MCU pin connection

[Miha]

Hello.

MCU port need to receive diskret signal (0V/12V) 1kHz max.
I plan to use only 100k resistor to limit port current and some ceramic capacitor for noise immunity, like in the picture? Will MCU port protected well when 12V signal present?

[Siwastaja]

That's good. Will work even without the pull-down resistor R5 (unless it's needed in case the source cannot actively pull down).

The 100k will limit the current to something easily handled by the protection diodes within the MCU (which usually can take a few mA). 100k + 100p will offer semi-decent ESD protection. What you will see is Vcc+0.3V at the input pin of the MCU, clamped by the internal protection diodes. Note that if the signal is present during power-down, the signal can supply power to the Vcc node of the MCU, until the supply capacitors fill up enough to try to boot the MCU.

RC time constant will be 100k*100p = 10 µs, which sounds quite sensible given the maximum input frequency of 1kHz. If you are not worried about the delay (phase shift) and won't need to go beyond 1kHz, you can use somewhat larger capacitor, maybe up to 470-1000pF, for even better filtration against high frequency noise, and ESD.

[Ian.M]

Why not make R5 39K to better match the potential divider output to the MCU's logic levels?

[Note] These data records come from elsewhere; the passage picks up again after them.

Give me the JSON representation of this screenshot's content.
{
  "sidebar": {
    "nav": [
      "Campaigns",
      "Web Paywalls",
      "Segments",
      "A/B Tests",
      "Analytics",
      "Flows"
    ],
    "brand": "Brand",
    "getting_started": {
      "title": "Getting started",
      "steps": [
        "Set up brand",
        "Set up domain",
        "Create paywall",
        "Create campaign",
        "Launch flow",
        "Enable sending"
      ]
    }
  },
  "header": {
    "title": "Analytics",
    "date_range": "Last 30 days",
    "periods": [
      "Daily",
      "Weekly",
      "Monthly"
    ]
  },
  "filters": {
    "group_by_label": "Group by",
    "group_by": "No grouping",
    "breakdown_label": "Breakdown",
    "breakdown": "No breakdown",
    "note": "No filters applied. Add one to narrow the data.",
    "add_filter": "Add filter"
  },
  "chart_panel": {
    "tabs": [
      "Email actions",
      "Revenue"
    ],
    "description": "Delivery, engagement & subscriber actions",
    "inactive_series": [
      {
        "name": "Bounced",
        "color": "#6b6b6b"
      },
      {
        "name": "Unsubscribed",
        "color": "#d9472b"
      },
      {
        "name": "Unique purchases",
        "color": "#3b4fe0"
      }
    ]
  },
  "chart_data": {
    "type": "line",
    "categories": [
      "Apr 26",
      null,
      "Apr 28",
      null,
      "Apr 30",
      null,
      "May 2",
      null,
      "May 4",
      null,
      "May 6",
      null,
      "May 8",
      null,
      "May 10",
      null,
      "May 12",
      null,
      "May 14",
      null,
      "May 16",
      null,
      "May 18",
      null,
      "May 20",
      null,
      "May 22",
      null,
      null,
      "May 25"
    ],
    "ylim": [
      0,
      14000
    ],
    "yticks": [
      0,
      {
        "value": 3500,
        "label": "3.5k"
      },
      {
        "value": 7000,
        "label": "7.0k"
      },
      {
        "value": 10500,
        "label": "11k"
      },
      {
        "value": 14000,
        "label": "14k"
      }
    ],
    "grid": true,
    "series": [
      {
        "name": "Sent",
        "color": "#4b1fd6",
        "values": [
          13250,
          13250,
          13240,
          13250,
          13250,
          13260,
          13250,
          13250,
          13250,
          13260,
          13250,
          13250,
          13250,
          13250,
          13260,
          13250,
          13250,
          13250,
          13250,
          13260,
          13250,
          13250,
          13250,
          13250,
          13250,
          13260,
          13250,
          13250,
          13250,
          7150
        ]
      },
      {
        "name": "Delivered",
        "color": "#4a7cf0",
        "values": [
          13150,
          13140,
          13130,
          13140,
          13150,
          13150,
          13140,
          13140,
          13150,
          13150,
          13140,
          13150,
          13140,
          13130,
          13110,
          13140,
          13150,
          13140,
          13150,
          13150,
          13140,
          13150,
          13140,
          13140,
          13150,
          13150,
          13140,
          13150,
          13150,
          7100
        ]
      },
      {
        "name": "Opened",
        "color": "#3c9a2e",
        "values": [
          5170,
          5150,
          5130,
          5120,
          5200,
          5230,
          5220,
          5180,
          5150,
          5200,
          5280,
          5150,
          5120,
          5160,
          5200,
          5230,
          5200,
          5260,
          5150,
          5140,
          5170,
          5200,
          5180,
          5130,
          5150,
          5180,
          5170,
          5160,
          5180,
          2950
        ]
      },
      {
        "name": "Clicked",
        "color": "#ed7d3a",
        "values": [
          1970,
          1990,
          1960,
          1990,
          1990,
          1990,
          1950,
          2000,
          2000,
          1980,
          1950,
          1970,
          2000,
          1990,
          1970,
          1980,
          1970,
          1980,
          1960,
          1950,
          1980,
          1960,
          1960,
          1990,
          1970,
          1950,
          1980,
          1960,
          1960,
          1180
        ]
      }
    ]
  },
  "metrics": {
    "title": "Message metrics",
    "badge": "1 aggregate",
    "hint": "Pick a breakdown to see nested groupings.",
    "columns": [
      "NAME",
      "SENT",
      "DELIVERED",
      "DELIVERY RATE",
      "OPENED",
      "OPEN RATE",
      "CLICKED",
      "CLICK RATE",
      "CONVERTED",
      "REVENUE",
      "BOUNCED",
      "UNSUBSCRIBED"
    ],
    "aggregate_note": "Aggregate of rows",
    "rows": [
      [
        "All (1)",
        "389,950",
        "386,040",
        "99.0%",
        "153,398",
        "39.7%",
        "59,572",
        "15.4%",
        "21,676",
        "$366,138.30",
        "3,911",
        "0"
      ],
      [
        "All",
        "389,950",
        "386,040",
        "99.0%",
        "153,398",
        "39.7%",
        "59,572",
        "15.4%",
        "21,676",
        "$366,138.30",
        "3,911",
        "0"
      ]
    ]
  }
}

@Siwastaja: Assuming R5 is not removed, err . . .shouldn't you be using the Thevenin equivalent resistance for the time constant calculation?

[Miha]

That's good. Will work even without the pull-down resistor R5 (unless it's needed in case the source cannot actively pull down).
The 100k will limit the current to something easily handled by the protection diodes within the MCU (which usually can take a few mA). 100k + 100p will offer semi-decent ESD protection. What you will see is Vcc+0.3V at the input pin of the MCU, clamped by the internal protection diodes. Note that if the signal is present during power-down, the signal can supply power to the Vcc node of the MCU, until the supply capacitors fill up enough to try to boot the MCU.
RC time constant will be 100k*100p = 10 µs, which sounds quite sensible given the maximum input frequency of 1kHz. If you are not worried about the delay (phase shift) and won't need to go beyond 1kHz, you can use somewhat larger capacitor, maybe up to 470-1000pF, for even better filtration against high frequency noise, and ESD.

Why not make R5 39K to better match the potential divider output to the MCU's logic levels?

Thanks for detailed and fasts responses! Now I fully understand schematic behaviour, and all underwater rocks, that you pointed me (MCU parasitic powering and signal delay on the MCU port).
Yes, I will decrease R5 for better match MCU level to 12V signal level.

shouldn't you be using the Thevenin equivalent resistance for the time constant calculation?

I think to estimate the response time it is enough to calculate the R*C.

[Siwastaja]

@Siwastaja: Assuming R5 is not removed, err . . .shouldn't you be using the Thevenin equivalent resistance for the time constant calculation?

Obviously yes, but then again the time calculated would indicate the time to reach 63.2% * 6.0V = 3.792V. With R5 removed, source resistance is now 100k and not 50k, but the voltage after one time constant has passed is now 63.2% * 12.0V = 7.584V.

In both cases, the ESD diodes are already clamping the voltage before one time constant.

R5 will help dissipate the capacitor faster.

If reproducing the exact duty cycle, or delay, is of any importance, I would recommend simulating the circuit in Spice. MCU input pin can be modeled as two generic schottky diodes, one going to GND and other to ideal +3.3V voltage source.

If you want to keep R5, then yes it's a good idea to lower its value to form a better matched voltage divider. Just don't go too far not to eat into logic level margins. Use the lowest possible actual value of that "12V" and make sure the output is then at least 3.0V or so.